The skill flickered, the world stuttering, colors going pale and edges losing their bite.
For a second, nobody could see me. I slipped through the space beside him, behind him.
Time didn't so much stop as hold its breath.
Threshold Drift shimmered under my skin, a note of warning in the air.
He tried to turn. Couldn't.
For two and a half seconds, every threat in the room went cold.
The other two blinked, eyes sliding off me like I'd stopped existing.
I leaned in. Not a whisper, just quiet.
"You don't want to do this," I said.
Something snapped.
The leader sat down so hard his tray rattled, eyes blank.
The other two followed.
Shaken, blinking.
As if the world had skipped a beat and tried to catch up. I stepped back into myself.
The spell broke.
The room rushed in.
The boy with the tray looked up, eyes wide and wet. I nodded at our table.
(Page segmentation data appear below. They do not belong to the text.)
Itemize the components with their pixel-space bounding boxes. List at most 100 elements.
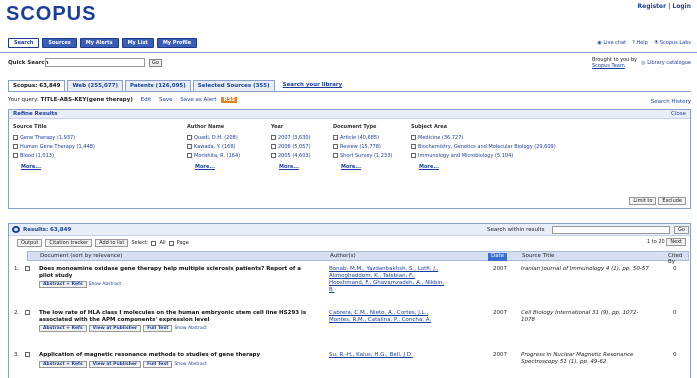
- checkbox[interactable]: [411, 153, 416, 158]
- refine-option[interactable]: Immunology and Microbiology (5,104): [411, 151, 611, 160]
- abstract-refs-button[interactable]: Abstract + Refs: [39, 361, 87, 368]
- result-checkbox[interactable]: [25, 266, 30, 271]
- show-abstract-link[interactable]: Show Abstract: [174, 326, 206, 331]
- refine-option[interactable]: Kawada, Y. (168): [187, 142, 267, 151]
- refine-option[interactable]: 2005 (4,603): [271, 151, 329, 160]
- nav-search[interactable]: Search: [8, 38, 40, 48]
- checkbox[interactable]: [187, 135, 192, 140]
- result-cited-by: 0: [673, 266, 677, 272]
- brought-by-line2[interactable]: Scopus Team: [592, 63, 637, 69]
- scopus-labs-link[interactable]: ⚗ Scopus Labs: [654, 40, 691, 46]
- search-history-link[interactable]: Search History: [651, 99, 691, 105]
- sort-source-header[interactable]: Source Title: [522, 253, 554, 259]
- select-page-checkbox[interactable]: [168, 240, 174, 246]
- refine-option[interactable]: Article (40,685): [333, 133, 407, 142]
- result-number: 1.: [14, 266, 20, 272]
- checkbox[interactable]: [333, 144, 338, 149]
- refine-option[interactable]: Morishita, R. (164): [187, 151, 267, 160]
- limit-to-button[interactable]: Limit to: [629, 197, 657, 205]
- search-your-library-link[interactable]: Search your library: [283, 80, 343, 91]
- result-title[interactable]: The low rate of HLA class I molecules on…: [39, 310, 311, 324]
- checkbox[interactable]: [187, 153, 192, 158]
- result-authors[interactable]: Bonab, M.M., Yazdanbakhsh, S., Lotfi, J.…: [329, 266, 449, 294]
- show-abstract-link[interactable]: Show Abstract: [174, 362, 206, 367]
- checkbox[interactable]: [411, 135, 416, 140]
- quick-search-input[interactable]: [45, 58, 145, 67]
- checkbox[interactable]: [333, 153, 338, 158]
- live-chat-link[interactable]: ◉ Live chat: [597, 40, 626, 46]
- refine-option[interactable]: 2006 (5,057): [271, 142, 329, 151]
- next-page-button[interactable]: Next: [666, 238, 686, 246]
- result-checkbox[interactable]: [25, 352, 30, 357]
- tab-web[interactable]: Web (255,077): [67, 80, 123, 91]
- full-text-button[interactable]: Full Text: [143, 361, 173, 368]
- tab-patents[interactable]: Patents (126,095): [125, 80, 191, 91]
- library-catalogue-link[interactable]: ◎ Library catalogue: [641, 60, 691, 66]
- sort-cited-header[interactable]: Cited By: [668, 253, 688, 265]
- refine-more-link[interactable]: More...: [195, 164, 267, 170]
- tab-scopus[interactable]: Scopus: 63,849: [8, 80, 66, 91]
- result-authors[interactable]: Cabrera, C.M., Nieto, A., Cortes, J.L., …: [329, 310, 449, 324]
- scopus-logo[interactable]: SCOPUS: [6, 3, 96, 26]
- add-to-list-button[interactable]: Add to list: [95, 239, 129, 247]
- result-title[interactable]: Does monoamine oxidase gene therapy help…: [39, 266, 311, 280]
- sort-date-header[interactable]: Date: [488, 253, 508, 261]
- refine-option[interactable]: 2007 (3,630): [271, 133, 329, 142]
- full-text-button[interactable]: Full Text: [143, 325, 173, 332]
- help-link[interactable]: ? Help: [632, 40, 648, 46]
- checkbox[interactable]: [271, 153, 276, 158]
- refine-option[interactable]: Quadi, D.H. (208): [187, 133, 267, 142]
- exclude-button[interactable]: Exclude: [658, 197, 686, 205]
- checkbox[interactable]: [13, 153, 18, 158]
- abstract-refs-button[interactable]: Abstract + Refs: [39, 281, 87, 288]
- checkbox[interactable]: [13, 144, 18, 149]
- select-all-checkbox[interactable]: [151, 240, 157, 246]
- login-link[interactable]: Login: [672, 3, 691, 10]
- abstract-refs-button[interactable]: Abstract + Refs: [39, 325, 87, 332]
- view-at-publisher-button[interactable]: View at Publisher: [88, 361, 142, 368]
- save-as-alert-link[interactable]: Save as Alert: [180, 97, 216, 103]
- show-abstract-link[interactable]: Show Abstract: [89, 282, 121, 287]
- refine-option[interactable]: Short Survey (1,233): [333, 151, 407, 160]
- citation-tracker-button[interactable]: Citation tracker: [45, 239, 93, 247]
- refine-more-link[interactable]: More...: [21, 164, 183, 170]
- checkbox[interactable]: [13, 135, 18, 140]
- refine-results-header: Refine Results Close: [9, 110, 690, 119]
- search-within-go-button[interactable]: Go: [674, 226, 689, 234]
- refine-option[interactable]: Review (15,778): [333, 142, 407, 151]
- refine-option[interactable]: Medicine (36,727): [411, 133, 611, 142]
- quick-search-go-button[interactable]: Go: [149, 59, 162, 67]
- refine-more-link[interactable]: More...: [341, 164, 407, 170]
- checkbox[interactable]: [333, 135, 338, 140]
- nav-my-list[interactable]: My List: [121, 38, 154, 48]
- refine-option[interactable]: Blood (1,013): [13, 151, 183, 160]
- nav-sources[interactable]: Sources: [42, 38, 77, 48]
- result-checkbox[interactable]: [25, 310, 30, 315]
- edit-query-link[interactable]: Edit: [141, 97, 152, 103]
- output-button[interactable]: Output: [17, 239, 43, 247]
- refine-close-link[interactable]: Close: [671, 111, 686, 117]
- checkbox[interactable]: [187, 144, 192, 149]
- checkbox[interactable]: [271, 144, 276, 149]
- refine-more-link[interactable]: More...: [279, 164, 329, 170]
- checkbox[interactable]: [411, 144, 416, 149]
- nav-my-alerts[interactable]: My Alerts: [79, 38, 119, 48]
- checkbox[interactable]: [271, 135, 276, 140]
- sort-document-header[interactable]: Document (sort by relevance): [40, 253, 122, 259]
- rss-icon[interactable]: RSS: [221, 97, 238, 103]
- refine-option[interactable]: Human Gene Therapy (1,448): [13, 142, 183, 151]
- register-link[interactable]: Register: [638, 3, 667, 10]
- refine-option[interactable]: Gene Therapy (1,937): [13, 133, 183, 142]
- result-authors[interactable]: Su, R.-H., Kalus, H.G., Bell, J.D.: [329, 352, 449, 359]
- result-source: Iranian Journal of Immunology 4 (1), pp.…: [521, 266, 649, 272]
- sort-authors-header[interactable]: Author(s): [330, 253, 356, 259]
- result-title[interactable]: Application of magnetic resonance method…: [39, 352, 311, 359]
- save-query-link[interactable]: Save: [159, 97, 173, 103]
- search-within-input[interactable]: [552, 226, 670, 234]
- refine-more-link[interactable]: More...: [419, 164, 611, 170]
- view-at-publisher-button[interactable]: View at Publisher: [88, 325, 142, 332]
- tab-selected-sources[interactable]: Selected Sources (355): [192, 80, 275, 91]
- nav-my-profile[interactable]: My Profile: [156, 38, 198, 48]
- library-catalogue-label: Library catalogue: [647, 60, 691, 66]
- refine-option[interactable]: Biochemistry, Genetics and Molecular Bio…: [411, 142, 611, 151]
"Come on," I said. My voice was steadier now. "You're with us."
He didn't move at first, then stood slow, like his body had to remember how.
He walked the long way around the crowded tables and slid into the empty spot at the end of ours.
Nobody stopped him. Nobody said a word.
A ripple passed through the hall.
Uneasy, half-impressed, half-afraid.
A moment of silence, then the noise started up again. Louder. Looser. As if the tension had only ever been a ghost.
I sat down.
Astrae flashed a smile, digging into her stew.
"That was dramatic," she whispered, voice low, teasing. "You planning to make a habit of it?"
Ruel thumped my back.
"Didn't know you had that in you, Stray."
Nilus's eyes lingered on mine, something new in them.
"You made an impression," he said.
Sylas laughed, honest and sharp.
"Bet no one pulls that on a first-year again."
Quintin looked up from his phone for the first time. His mouth twisted—half-smile, half-surprise.
"About time."
The table felt different. Like we'd been let in on a secret nobody else knew.
The boy at the end—he still held his tray tight, but his shoulders eased a little.
He didn't speak, but he didn't need to.
I finished my lunch.
The food was bland, flavorless, but I ate every bite.
It tasted like staying. Like earning a place instead of just drifting through.
We stayed after the bell. Nobody hurried. No one wanted to be the first to let the world back in.
The hall thinned, voices trailing off.
Astrae drew lines in the condensation on her plate.
Ruel made a joke that didn't land.
Nilus read. Sylas and Quintin argued about something I couldn't hear.
The boy at the end stared at nothing, but for once, it looked like peace.
Eventually, we stood.
We drifted toward the doors, slow, letting the noise build back up around us.
I looked back—just once—at the table.
It was just a table. But for a while, it had been a shelter.
For the first time since arriving, I didn't feel like I was pretending to be real.
I was here. I belonged.
And when I left the hall, I did it without looking over my shoulder.